The young boy looks tiny as he stands on a beach, places an RPG on his shoulder and fires. There's a huge bang and smoke billows all around. All the while two adults look on and encourage him.

It's unclear who the boy or the adults are. The video itself has been posted multiple times. Though it's being widely viewed now, it appears to have been first posted at least as far back as January.

Though some of the postings refer to it as a "Palestinian child firing an RPG on Gaza Beach", it actually appears to be from Libya. The accents in the video are Libyan, and some have suggested it may have been on a beach in the Sirte area.

Libyans have taken to Twitter to voice their condemnation describing the scene as "insane" and a "glimpse of our future".

"Since the revolution almost every household has a gun," says Libyan journalist Hassan Morajea. "I went to one friend's house and his five-and-a-half-year-old brother came out with a pistol in his hand."

During the Libyan civil war people seized weapons held by Muammar Gaddafi and more were imported to support the rebels.

There are believed to be at least 40 major storage houses across the country which are still being looted, as well as a significant black market for guns.

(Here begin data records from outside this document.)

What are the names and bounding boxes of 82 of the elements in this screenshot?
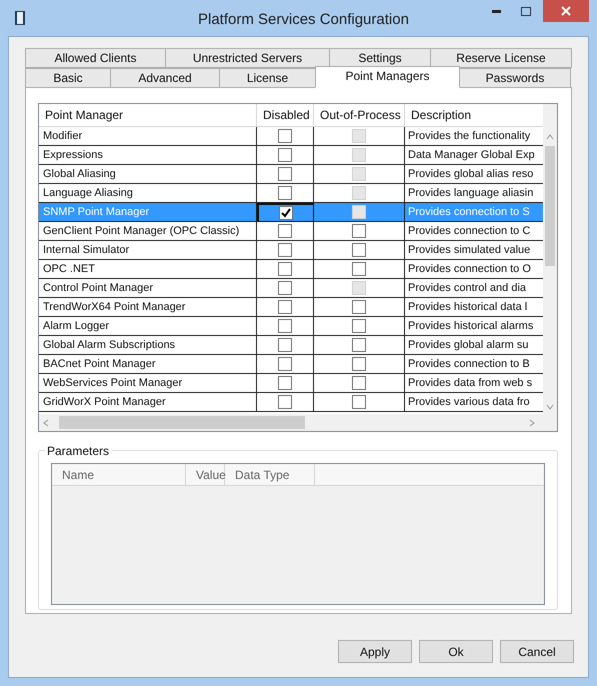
tab[interactable]: Advanced [110, 68, 220, 88]
dialog-button[interactable]: Cancel [500, 640, 574, 663]
column-header[interactable]: Data Type [225, 464, 315, 485]
dialog-button[interactable]: Ok [419, 640, 493, 663]
table-cell: Internal Simulator [39, 241, 257, 260]
scroll-left-icon [43, 418, 49, 426]
checkbox[interactable] [278, 319, 292, 333]
checkbox[interactable] [278, 167, 292, 181]
grid-row[interactable]: GridWorX Point Manager Provides various data fro [39, 393, 544, 412]
checkbox[interactable] [278, 376, 292, 390]
table-cell: Expressions [39, 146, 257, 165]
checkbox[interactable] [278, 243, 292, 257]
column-header[interactable]: Name [52, 464, 186, 485]
grid-row[interactable]: Expressions Data Manager Global Exp [39, 146, 544, 165]
table-cell: OPC .NET [39, 260, 257, 279]
app-icon [14, 10, 26, 26]
horizontal-scrollbar[interactable] [39, 414, 557, 431]
checkmark-icon [281, 208, 291, 218]
column-header[interactable]: Value [186, 464, 225, 485]
dialog-button[interactable]: Apply [338, 640, 412, 663]
checkbox[interactable] [278, 148, 292, 162]
checkbox[interactable] [352, 395, 366, 409]
grid-row[interactable]: Alarm Logger Provides historical alarms [39, 317, 544, 336]
grid-row[interactable]: OPC .NET Provides connection to O [39, 260, 544, 279]
tab[interactable]: License [219, 68, 316, 88]
table-cell: Modifier [39, 127, 257, 146]
maximize-icon [521, 6, 531, 16]
table-cell: GridWorX Point Manager [39, 393, 257, 412]
scroll-thumb[interactable] [545, 146, 556, 266]
checkbox[interactable] [352, 243, 366, 257]
checkbox[interactable] [278, 281, 292, 295]
grid-row[interactable]: Internal Simulator Provides simulated value [39, 241, 544, 260]
tab[interactable]: Unrestricted Servers [165, 48, 330, 68]
checkbox[interactable] [278, 186, 292, 200]
checkbox[interactable] [278, 300, 292, 314]
scroll-thumb[interactable] [59, 416, 305, 429]
table-cell: Global Aliasing [39, 165, 257, 184]
tab[interactable]: Reserve License [430, 48, 572, 68]
checkbox[interactable] [352, 376, 366, 390]
grid-row[interactable]: Global Alarm Subscriptions Provides global alarm su [39, 336, 544, 355]
checkbox[interactable] [352, 357, 366, 371]
tab[interactable]: Basic [25, 68, 111, 88]
minimize-icon [492, 10, 500, 12]
tab[interactable]: Passwords [459, 68, 571, 88]
scroll-right-icon [529, 418, 535, 426]
checkbox[interactable] [278, 129, 292, 143]
close-icon [561, 6, 571, 16]
scroll-down-icon [546, 404, 554, 410]
checkbox[interactable] [352, 319, 366, 333]
checkbox[interactable] [352, 300, 366, 314]
checkbox[interactable] [352, 224, 366, 238]
checkbox[interactable] [278, 224, 292, 238]
grid-row[interactable]: Global Aliasing Provides global alias reso [39, 165, 544, 184]
table-cell: Alarm Logger [39, 317, 257, 336]
table-cell: Global Alarm Subscriptions [39, 336, 257, 355]
grid-row[interactable]: GenClient Point Manager (OPC Classic) Provides connection to C [39, 222, 544, 241]
grid-row[interactable]: Control Point Manager Provides control and dia [39, 279, 544, 298]
table-cell: WebServices Point Manager [39, 374, 257, 393]
close-button[interactable] [543, 0, 589, 22]
window-title: Platform Services Configuration [198, 10, 409, 30]
grid-row[interactable]: WebServices Point Manager Provides data from web s [39, 374, 544, 393]
checkbox[interactable] [278, 357, 292, 371]
tab[interactable]: Allowed Clients [25, 48, 166, 68]
scroll-up-icon [546, 134, 554, 140]
column-header[interactable]: Point Manager [39, 104, 257, 126]
table-cell: BACnet Point Manager [39, 355, 257, 374]
column-header[interactable]: Disabled [257, 104, 314, 126]
grid-row[interactable]: BACnet Point Manager Provides connection to B [39, 355, 544, 374]
tab[interactable]: Point Managers [315, 66, 460, 88]
table-cell: TrendWorX64 Point Manager [39, 298, 257, 317]
checkbox[interactable] [278, 338, 292, 352]
table-cell: Control Point Manager [39, 279, 257, 298]
checkbox[interactable] [352, 338, 366, 352]
checkbox[interactable] [278, 262, 292, 276]
grid-row[interactable]: TrendWorX64 Point Manager Provides historical data l [39, 298, 544, 317]
table-cell: GenClient Point Manager (OPC Classic) [39, 222, 257, 241]
column-header[interactable]: Out-of-Process [314, 104, 405, 126]
checkbox[interactable] [352, 262, 366, 276]
table-cell: SNMP Point Manager [39, 203, 257, 222]
vertical-scrollbar[interactable] [543, 104, 557, 414]
grid-row[interactable]: Modifier Provides the functionality [39, 127, 544, 146]
checkbox[interactable] [278, 395, 292, 409]
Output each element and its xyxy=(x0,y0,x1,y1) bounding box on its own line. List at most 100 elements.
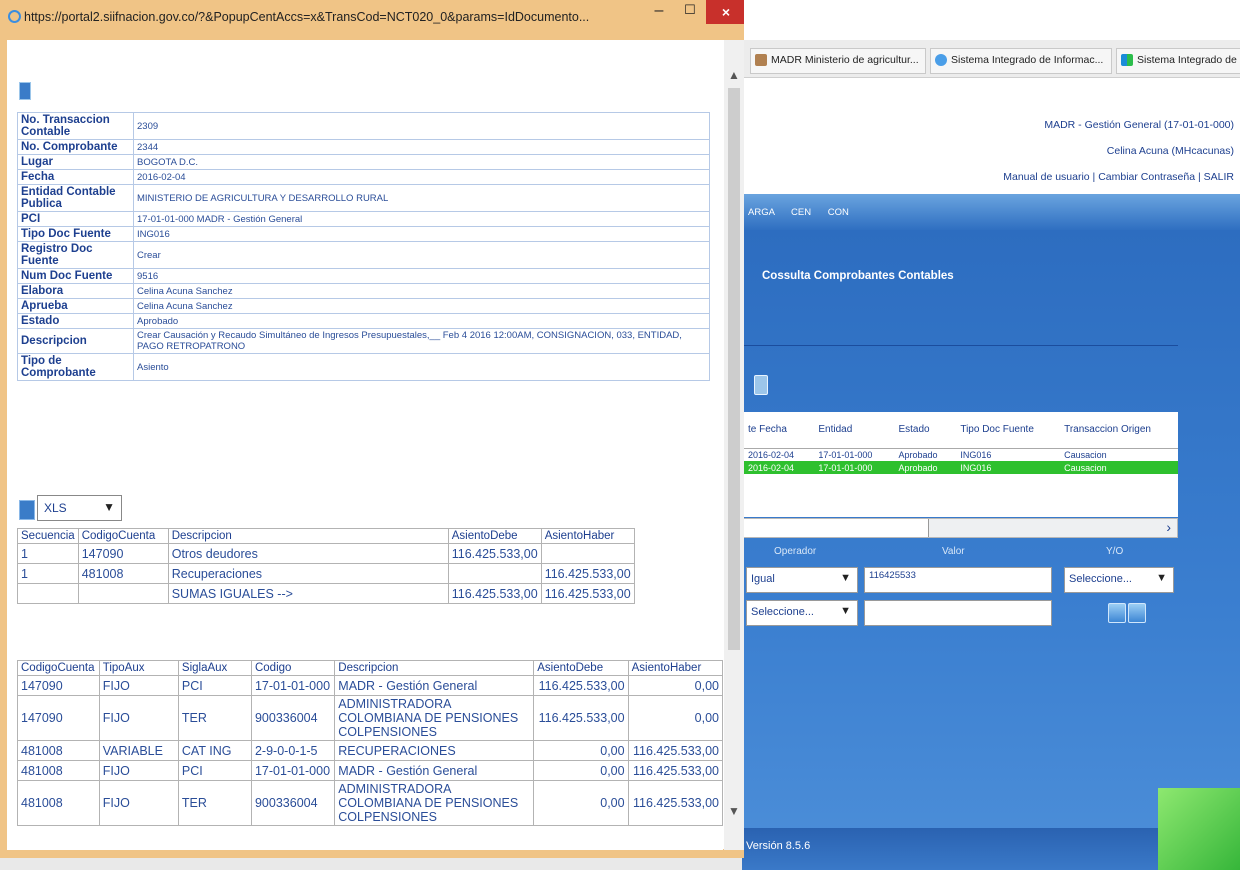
column-header: Codigo xyxy=(250,660,336,676)
table-cell: Recuperaciones xyxy=(167,563,449,584)
column-header: Descripcion xyxy=(167,528,449,544)
export-icon[interactable] xyxy=(754,375,768,395)
chevron-up-icon[interactable]: ▲ xyxy=(728,68,740,82)
info-label: Lugar xyxy=(17,154,134,170)
table-cell: 17-01-01-000 xyxy=(250,675,336,696)
info-label: Estado xyxy=(17,313,134,329)
table-cell: Otros deudores xyxy=(167,543,449,564)
info-value: Crear Causación y Recaudo Simultáneo de … xyxy=(133,328,710,354)
table-cell: 1 xyxy=(17,563,79,584)
table-cell: 116.425.533,00 xyxy=(627,780,723,826)
info-row: Elabora Celina Acuna Sanchez xyxy=(17,283,710,299)
info-value: 9516 xyxy=(133,268,710,284)
chevron-down-icon[interactable]: ▼ xyxy=(728,804,740,818)
table-cell: TER xyxy=(177,780,252,826)
table-cell: FIJO xyxy=(98,695,179,741)
table-row[interactable]: 2016-02-04 17-01-01-000 Aprobado ING016 Caus… xyxy=(742,448,1178,461)
operador-select[interactable]: Igual ▼ xyxy=(746,567,858,593)
vertical-scrollbar[interactable]: ▲ ▼ xyxy=(724,40,744,850)
excel-icon[interactable] xyxy=(19,500,35,520)
popup-content: No. Transaccion Contable 2309 No. Comproba… xyxy=(7,40,723,850)
table-cell: 147090 xyxy=(77,543,169,564)
table-cell: 116.425.533,00 xyxy=(533,675,629,696)
table-cell: 0,00 xyxy=(533,760,629,781)
user-label: Celina Acuna (MHcacunas) xyxy=(1106,145,1234,157)
chevron-down-icon: ▼ xyxy=(840,605,851,617)
column-header: CodigoCuenta xyxy=(17,660,100,676)
scrollbar-thumb[interactable] xyxy=(728,88,740,650)
logo xyxy=(1158,788,1240,870)
table-cell: 2016-02-04 xyxy=(748,449,795,460)
table-cell: MADR - Gestión General xyxy=(334,675,535,696)
column-header: AsientoDebe xyxy=(533,660,629,676)
minimize-button[interactable]: – xyxy=(644,2,674,26)
table-cell: 116.425.533,00 xyxy=(447,583,542,604)
tab-label: MADR Ministerio de agricultur... xyxy=(771,54,919,66)
info-value: Celina Acuna Sanchez xyxy=(133,283,710,299)
table-row: 481008 FIJO TER 900336004 ADMINISTRADORA COL… xyxy=(17,780,723,826)
column-header: Descripcion xyxy=(334,660,535,676)
table-cell: 481008 xyxy=(17,760,100,781)
table-cell: 0,00 xyxy=(627,695,723,741)
table-cell: 116.425.533,00 xyxy=(447,543,542,564)
column-header: te Fecha xyxy=(742,412,813,449)
info-label: Elabora xyxy=(17,283,134,299)
valor-input[interactable]: 116425533 xyxy=(864,567,1052,593)
print-icon[interactable] xyxy=(19,82,31,100)
operador2-select[interactable]: Seleccione... ▼ xyxy=(746,600,858,626)
section-title: Cossulta Comprobantes Contables xyxy=(762,270,954,282)
table-cell: VARIABLE xyxy=(98,740,179,761)
export-format-select[interactable]: XLS ▼ xyxy=(37,495,122,521)
entity-label: MADR - Gestión General (17-01-01-000) xyxy=(1044,119,1234,131)
info-row: Tipo Doc Fuente ING016 xyxy=(17,226,710,242)
table-cell: 2-9-0-0-1-5 xyxy=(250,740,336,761)
table-cell: FIJO xyxy=(98,675,179,696)
table-cell: 147090 xyxy=(17,675,100,696)
table-cell: 900336004 xyxy=(250,780,336,826)
chevron-right-icon[interactable]: › xyxy=(1166,519,1171,535)
valor2-input[interactable] xyxy=(864,600,1052,626)
close-button[interactable]: × xyxy=(706,0,744,24)
yo-select[interactable]: Seleccione... ▼ xyxy=(1064,567,1174,593)
valor-label: Valor xyxy=(942,546,965,557)
scrollbar-thumb[interactable] xyxy=(743,519,929,537)
info-label: No. Comprobante xyxy=(17,139,134,155)
table-cell: 17-01-01-000 xyxy=(250,760,336,781)
info-table: No. Transaccion Contable 2309 No. Comproba… xyxy=(17,112,710,381)
table-row[interactable]: 2016-02-04 17-01-01-000 Aprobado ING016 Caus… xyxy=(742,461,1178,474)
table-cell xyxy=(540,543,635,564)
table-cell: 0,00 xyxy=(533,740,629,761)
table-cell: FIJO xyxy=(98,760,179,781)
table-cell: 0,00 xyxy=(627,675,723,696)
info-row: Descripcion Crear Causación y Recaudo Sim… xyxy=(17,328,710,354)
column-header: TipoAux xyxy=(98,660,179,676)
main-nav[interactable]: ARGA CEN CON xyxy=(742,194,1240,230)
tab-madr[interactable]: MADR Ministerio de agricultur... xyxy=(750,48,926,74)
header-links[interactable]: Manual de usuario | Cambiar Contraseña |… xyxy=(1003,164,1234,190)
add-filter-button[interactable] xyxy=(1108,603,1126,623)
table-cell: 0,00 xyxy=(533,780,629,826)
table-cell: 147090 xyxy=(17,695,100,741)
info-label: Tipo de Comprobante xyxy=(17,353,134,381)
info-row: Tipo de Comprobante Asiento xyxy=(17,353,710,381)
chevron-down-icon: ▼ xyxy=(1156,572,1167,584)
table-cell: Causacion xyxy=(1064,449,1107,460)
tab-siif-1[interactable]: Sistema Integrado de Informac... xyxy=(930,48,1112,74)
info-label: Descripcion xyxy=(17,328,134,354)
column-header: Estado xyxy=(892,412,955,449)
table-cell: 481008 xyxy=(17,740,100,761)
table-row: 147090 FIJO PCI 17-01-01-000 MADR - Gestión … xyxy=(17,675,723,696)
table-cell xyxy=(447,563,542,584)
maximize-button[interactable]: ☐ xyxy=(676,2,704,26)
table-cell: 481008 xyxy=(17,780,100,826)
tab-label: Sistema Integrado de xyxy=(1137,54,1237,66)
table-cell: FIJO xyxy=(98,780,179,826)
info-value: Crear xyxy=(133,241,710,269)
tab-siif-2[interactable]: Sistema Integrado de xyxy=(1116,48,1240,74)
search-button[interactable] xyxy=(1128,603,1146,623)
info-label: Fecha xyxy=(17,169,134,185)
column-header: Entidad xyxy=(812,412,893,449)
info-value: Aprobado xyxy=(133,313,710,329)
asiento-table: Secuencia CodigoCuenta Descripcion AsientoD… xyxy=(17,528,635,604)
horizontal-scrollbar[interactable]: › xyxy=(742,518,1178,538)
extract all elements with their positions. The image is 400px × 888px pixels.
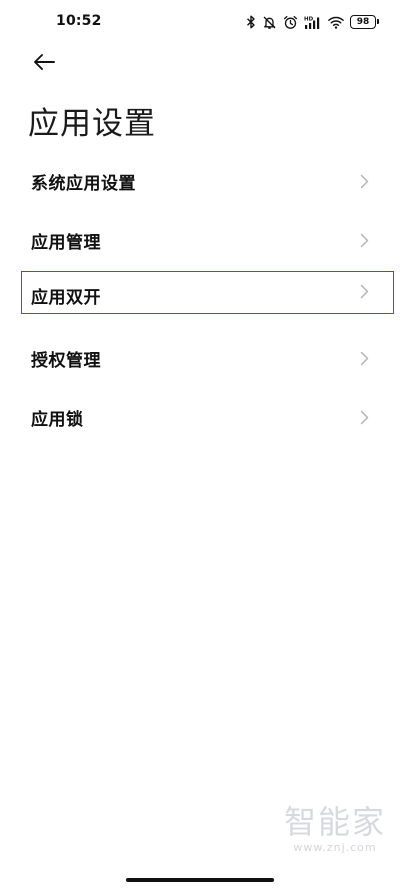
chevron-right-icon	[358, 233, 370, 249]
menu-item-app-management[interactable]: 应用管理	[0, 211, 400, 270]
app-settings-screen: 10:52 HD 98 应用设置 系统应用设置 应用管理 应用双开 授权管理 应…	[0, 0, 400, 888]
watermark-url: www.znj.com	[293, 841, 377, 854]
page-title: 应用设置	[28, 106, 156, 142]
home-indicator[interactable]	[126, 878, 274, 882]
chevron-right-icon	[358, 283, 370, 299]
watermark: 智能家 www.znj.com	[284, 806, 386, 854]
menu-item-label: 应用双开	[31, 288, 101, 308]
chevron-right-icon	[358, 351, 370, 367]
settings-menu-list: 系统应用设置 应用管理 应用双开 授权管理 应用锁	[0, 152, 400, 447]
chevron-right-icon	[358, 174, 370, 190]
alarm-icon	[283, 15, 298, 30]
menu-item-label: 系统应用设置	[31, 174, 136, 194]
battery-level: 98	[356, 16, 370, 27]
menu-item-label: 授权管理	[31, 351, 101, 371]
back-button[interactable]	[28, 50, 60, 78]
bluetooth-icon	[246, 15, 256, 29]
svg-text:HD: HD	[304, 16, 314, 22]
menu-item-label: 应用锁	[31, 410, 84, 430]
menu-item-dual-apps[interactable]: 应用双开	[0, 270, 400, 329]
wifi-icon	[328, 16, 344, 29]
menu-item-label: 应用管理	[31, 233, 101, 253]
hd-signal-icon: HD	[304, 15, 322, 30]
status-icons: HD 98	[246, 12, 379, 32]
status-bar: 10:52 HD 98	[0, 0, 400, 44]
battery-icon: 98	[350, 15, 379, 29]
menu-item-system-app-settings[interactable]: 系统应用设置	[0, 152, 400, 211]
chevron-right-icon	[358, 410, 370, 426]
mute-icon	[262, 15, 277, 30]
status-time: 10:52	[56, 13, 102, 29]
arrow-left-icon	[32, 53, 56, 75]
menu-item-permissions[interactable]: 授权管理	[0, 329, 400, 388]
menu-item-app-lock[interactable]: 应用锁	[0, 388, 400, 447]
watermark-logo: 智能家	[283, 803, 386, 841]
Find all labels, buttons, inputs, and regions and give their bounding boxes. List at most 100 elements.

Efforts by the government and NGOs to get people to give up their weapons have largely been unsuccessful.

"Not enough has been done to convince people that if they hand over weapons they will be kept safe. If you have a weapon you don't want to give it to the state because you think it will go to militias," says Morajea.

Libya has been gripped by a wave of violence since the 2011 uprising against Gaddafi.

Although in this video no-one was hurt, Hassan Morajea fears that gun ownership could lead to more deadly outcomes if the government does not act. "People of my country don't seem to understand that these weapons kill. They are not toys."